Benoit Thieulin : La campagne a courageusement retenu notre proposition de livrer aux militants un outil d'organisation et de valorisation de la communauté écologiste au niveau local. C'est la principale idée que nous a inspiré la campagne d'Obama. Bien sûr, il reste beaucoup de chemin à parcourir, dans tous les partis d'ailleurs, pour que la discipline et l'organisation de la campagne en ligne comme hors ligne atteigne celle des candidats démocrates à l'élection présidentielle. Mais cette idée de déléguer une partie de la campagne à des sympathisants et de susciter les initiatives a déjà pris forme pendant la campagne d'Europe Ecologie.
Netpolitique : La communication en ligne d'Europe ecologie met en valeur le principe collectif du rassemblement : lipdub avec eva Joly et DCB en guest stars, blog collectif des têtes de liste, etc. Comment continuer à faire vivre cet esprt collectif après l'élection ?

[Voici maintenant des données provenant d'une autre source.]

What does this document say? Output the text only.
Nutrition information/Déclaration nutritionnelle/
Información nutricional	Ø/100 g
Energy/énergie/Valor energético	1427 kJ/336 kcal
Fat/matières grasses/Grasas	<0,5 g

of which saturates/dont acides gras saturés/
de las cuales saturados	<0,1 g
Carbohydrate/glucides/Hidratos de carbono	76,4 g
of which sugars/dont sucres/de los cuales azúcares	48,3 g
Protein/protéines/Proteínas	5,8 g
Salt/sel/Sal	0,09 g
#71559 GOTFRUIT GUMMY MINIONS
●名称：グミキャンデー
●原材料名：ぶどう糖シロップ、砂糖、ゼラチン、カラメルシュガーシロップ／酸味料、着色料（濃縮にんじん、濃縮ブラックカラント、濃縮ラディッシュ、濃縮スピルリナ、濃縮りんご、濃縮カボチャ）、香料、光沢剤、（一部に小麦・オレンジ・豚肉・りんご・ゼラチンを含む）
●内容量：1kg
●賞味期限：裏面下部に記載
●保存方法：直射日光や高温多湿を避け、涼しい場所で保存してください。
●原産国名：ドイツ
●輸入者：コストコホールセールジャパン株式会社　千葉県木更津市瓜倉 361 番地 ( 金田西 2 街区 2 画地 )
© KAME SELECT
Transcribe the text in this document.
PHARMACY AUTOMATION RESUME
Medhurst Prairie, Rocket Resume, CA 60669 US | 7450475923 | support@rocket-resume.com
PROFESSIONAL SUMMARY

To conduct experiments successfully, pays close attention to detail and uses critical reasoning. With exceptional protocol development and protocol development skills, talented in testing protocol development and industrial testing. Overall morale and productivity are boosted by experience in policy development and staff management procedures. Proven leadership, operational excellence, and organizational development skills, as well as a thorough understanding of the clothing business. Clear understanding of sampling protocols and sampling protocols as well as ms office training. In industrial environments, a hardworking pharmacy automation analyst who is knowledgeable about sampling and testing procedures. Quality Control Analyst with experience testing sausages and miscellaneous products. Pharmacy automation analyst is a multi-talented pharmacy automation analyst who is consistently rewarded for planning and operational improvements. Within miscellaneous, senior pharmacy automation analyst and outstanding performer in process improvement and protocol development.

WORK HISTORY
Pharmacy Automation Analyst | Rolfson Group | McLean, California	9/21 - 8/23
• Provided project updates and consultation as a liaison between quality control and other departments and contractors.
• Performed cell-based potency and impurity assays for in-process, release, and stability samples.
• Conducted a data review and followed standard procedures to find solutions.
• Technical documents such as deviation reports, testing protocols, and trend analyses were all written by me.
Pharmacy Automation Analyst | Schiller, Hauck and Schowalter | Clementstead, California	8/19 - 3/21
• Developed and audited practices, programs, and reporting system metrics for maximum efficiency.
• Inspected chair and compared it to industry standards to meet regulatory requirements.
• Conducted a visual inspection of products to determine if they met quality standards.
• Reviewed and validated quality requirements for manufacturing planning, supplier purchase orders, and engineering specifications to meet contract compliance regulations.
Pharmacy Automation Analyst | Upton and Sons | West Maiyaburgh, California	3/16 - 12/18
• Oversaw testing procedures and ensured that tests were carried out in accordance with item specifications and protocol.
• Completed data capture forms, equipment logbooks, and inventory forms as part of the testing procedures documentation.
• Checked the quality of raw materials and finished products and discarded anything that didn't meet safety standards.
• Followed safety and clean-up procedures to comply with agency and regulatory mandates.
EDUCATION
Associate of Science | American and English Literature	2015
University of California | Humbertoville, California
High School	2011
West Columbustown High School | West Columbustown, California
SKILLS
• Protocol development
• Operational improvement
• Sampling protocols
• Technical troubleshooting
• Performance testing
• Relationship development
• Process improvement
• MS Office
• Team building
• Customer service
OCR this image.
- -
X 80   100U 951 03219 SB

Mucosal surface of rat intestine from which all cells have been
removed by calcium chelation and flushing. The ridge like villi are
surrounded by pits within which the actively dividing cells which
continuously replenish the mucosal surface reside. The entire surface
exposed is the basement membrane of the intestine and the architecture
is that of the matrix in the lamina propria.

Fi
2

Benoit Thieulin : José Bové, Yannick Jadot, Pascal Durand y vont aussi de leur couplet ;) ! Vous vous en souvenez peut-être : prouver que ce rassemblement était possible était l'un des principaux enjeux du début de la campagne. Sur le Net, le "Rassemblement pour une Europe écologiste" a parfaitement illustré la complémentarité de ses différentes composantes et têtes de liste - sur le blog collectif, notamment, et dans les billets et les commentaires où les candidats et les militants ne se sont jamais censurés !
Netpolitique : Question bonus et subsidiaire : avez-vous observé un pic d'inscriptions ou de signatures sur le site suite à la diffusion du film Home de Yann Arthus Bertrand ?
Benoit Thieulin : Si l'on s'en tient aux stats du site, l'effet de la diffusion de "Home" sur la campagne a été nul ! Dans les derniers jours de la campagne, la fréquentation du site est stable, autour de 20 000 visiteurs uniques, et de 200 à 300 nouveaux comptes par jour. S'il y a une "bosse" dans la fréquentation du site, on l'observerait plutôt à la suite de la diffusion d' "A vous de juger" !
Netpolitique : Quelle est votre conclusion "personnelle" ?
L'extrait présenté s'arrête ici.